1. \(ACB\) is not a complete tournament since no-one has won two matches.
2. \(ABB\) is not a possible complete tournament since it implies \(B\) won game 2, which is between \(A\) (winner of game 1) and \(C\) (referee of game 1).
3. \(ACBB\) is a valid tournament, \(A\) beat \(B\), then \(C\) beat \(A\), then \(B\) beat \(C\) and finally \(B\) beat \(A\) to win.

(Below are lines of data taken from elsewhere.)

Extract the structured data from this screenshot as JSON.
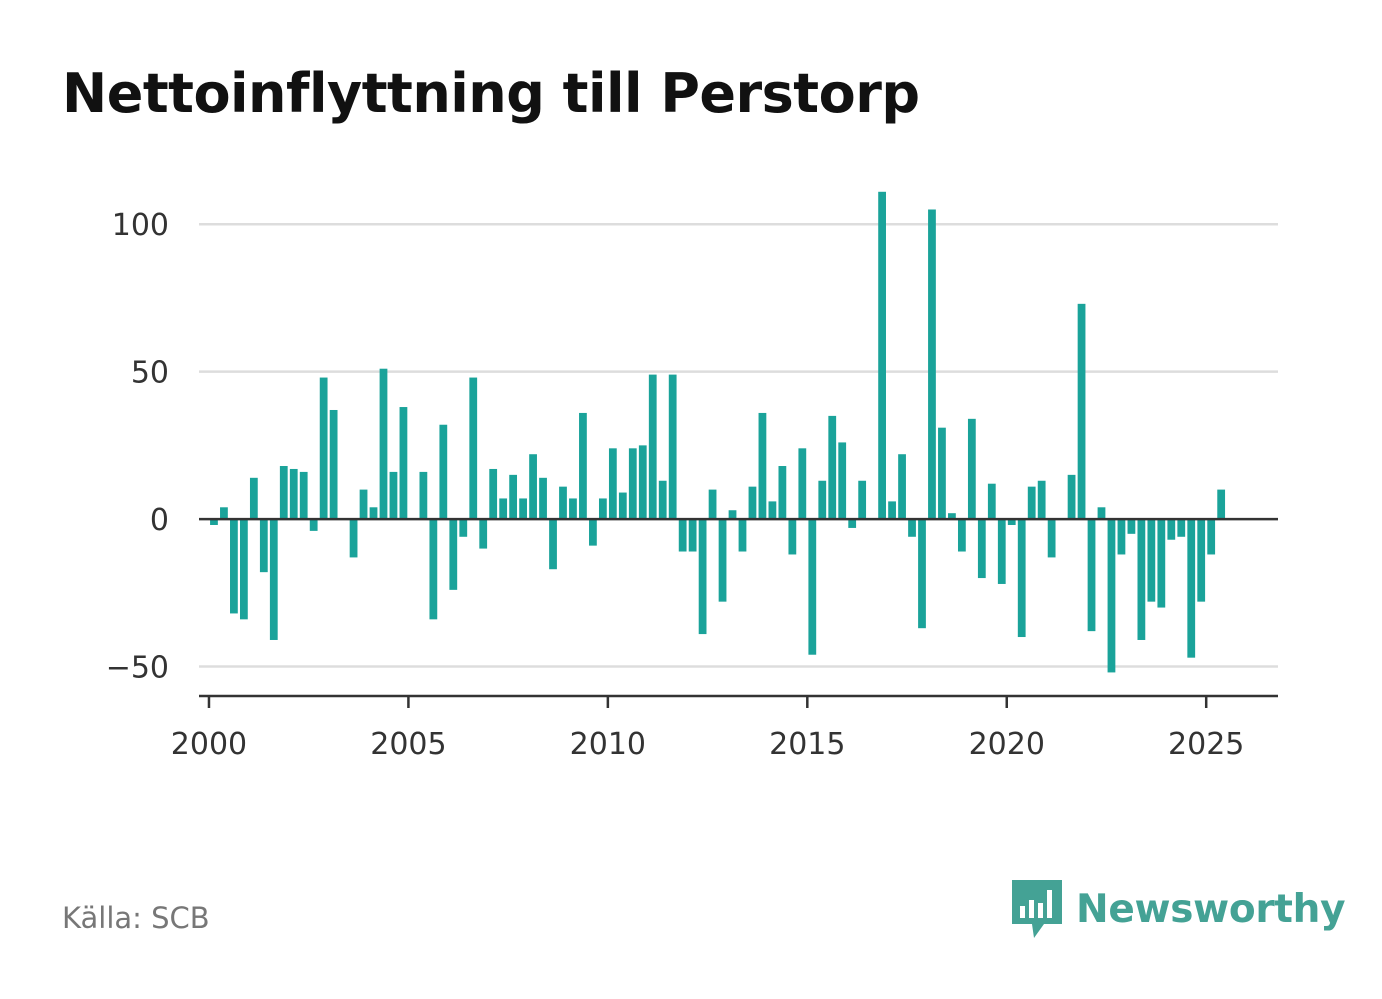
{
  "title": "Nettoinflyttning till Perstorp",
  "source": "Källa: SCB",
  "brand": {
    "name": "Newsworthy",
    "color": "#44a295",
    "icon": "bar-chart-speech-bubble-icon"
  },
  "colors": {
    "bar": "#1aa39a",
    "grid": "#dddddd",
    "axis": "#333333"
  },
  "chart_data": {
    "type": "bar",
    "title": "Nettoinflyttning till Perstorp",
    "xlabel": "",
    "ylabel": "",
    "frequency": "quarterly",
    "start_period": "2000 Q1",
    "xlim": [
      1999.75,
      2026.8
    ],
    "ylim": [
      -60,
      115
    ],
    "yticks": [
      -50,
      0,
      50,
      100
    ],
    "ytick_labels": [
      "−50",
      "0",
      "50",
      "100"
    ],
    "xticks": [
      2000,
      2005,
      2010,
      2015,
      2020,
      2025
    ],
    "xtick_labels": [
      "2000",
      "2005",
      "2010",
      "2015",
      "2020",
      "2025"
    ],
    "grid": true,
    "legend": "none",
    "series": [
      {
        "values": [
          -2,
          4,
          -32,
          -34,
          14,
          -18,
          -41,
          18,
          17,
          16,
          -4,
          48,
          37,
          0,
          -13,
          10,
          4,
          51,
          16,
          38,
          0,
          16,
          -34,
          32,
          -24,
          -6,
          48,
          -10,
          17,
          7,
          15,
          7,
          22,
          14,
          -17,
          11,
          7,
          36,
          -9,
          7,
          24,
          9,
          24,
          25,
          49,
          13,
          49,
          -11,
          -11,
          -39,
          10,
          -28,
          3,
          -11,
          11,
          36,
          6,
          18,
          -12,
          24,
          -46,
          13,
          35,
          26,
          -3,
          13,
          0,
          111,
          6,
          22,
          -6,
          -37,
          105,
          31,
          2,
          -11,
          34,
          -20,
          12,
          -22,
          -2,
          -40,
          11,
          13,
          -13,
          0,
          15,
          73,
          -38,
          4,
          -52,
          -12,
          -5,
          -41,
          -28,
          -30,
          -7,
          -6,
          -47,
          -28,
          -12,
          10
        ]
      }
    ]
  }
}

After the first game there is always someone playing for the tournament, so for there to be no result after 5 games, 4 games must have gone against the leader, so the probability is \(\frac{1}{2^4} = \frac{1}{16}\). If \(A\) wins their first game, they can either win in two games (WW) or in five games (WLRWW). The probability of this is \(\frac14 + \frac1{16} = \frac{5}{16}\). Similarly \(B\) has exactly the same chance as \(A\) since everything about them is symmetric, ie a probability of \(\frac5{16}\) of winning. Since there is a \(\frac{15}{16}\) chance the tournament is decided after 5 games, the remaining \(\frac{5}{16}\) must be \(C\)'s chance of winning. After the first game is played, there's \(3\) states for each player. King (about to win if they win, becomes Ref if they lose), Challenger (needs to win to become king) and Ref (who becomes Challenger if Challenger wins). \begin{align*} \P(\text{King wins}) &= \frac{1}{2} + \frac{1}{2}\P(\text{Ref wins})\\ \P(\text{Challenger wins}) &= \frac{1}{2} \P(\text{King wins}) \\ \P(\text{Ref wins}) &= \frac{1}{2} \P(\text{Challenger wins}) \\ \end{align*} \(p_K = \frac12 + \frac12 (\frac12 \frac12 p_K) \Rightarrow \frac78 p_K = \frac12 \Rightarrow p_K = \frac47, p_C = \frac27, p_R = \frac17\). \(A\) has \(\frac12\) of being king, \(\frac12\) of being ref after the first match, so \(\frac12 \frac47 + \frac12 \frac17 = \frac{5}{14}\). Similarly \(B\) has \(\frac5{14}\) chance of winning, but unfortunately \(C\) must be the challenger after the first match and only has \(\frac27 = \frac4{14}\) chances of winning.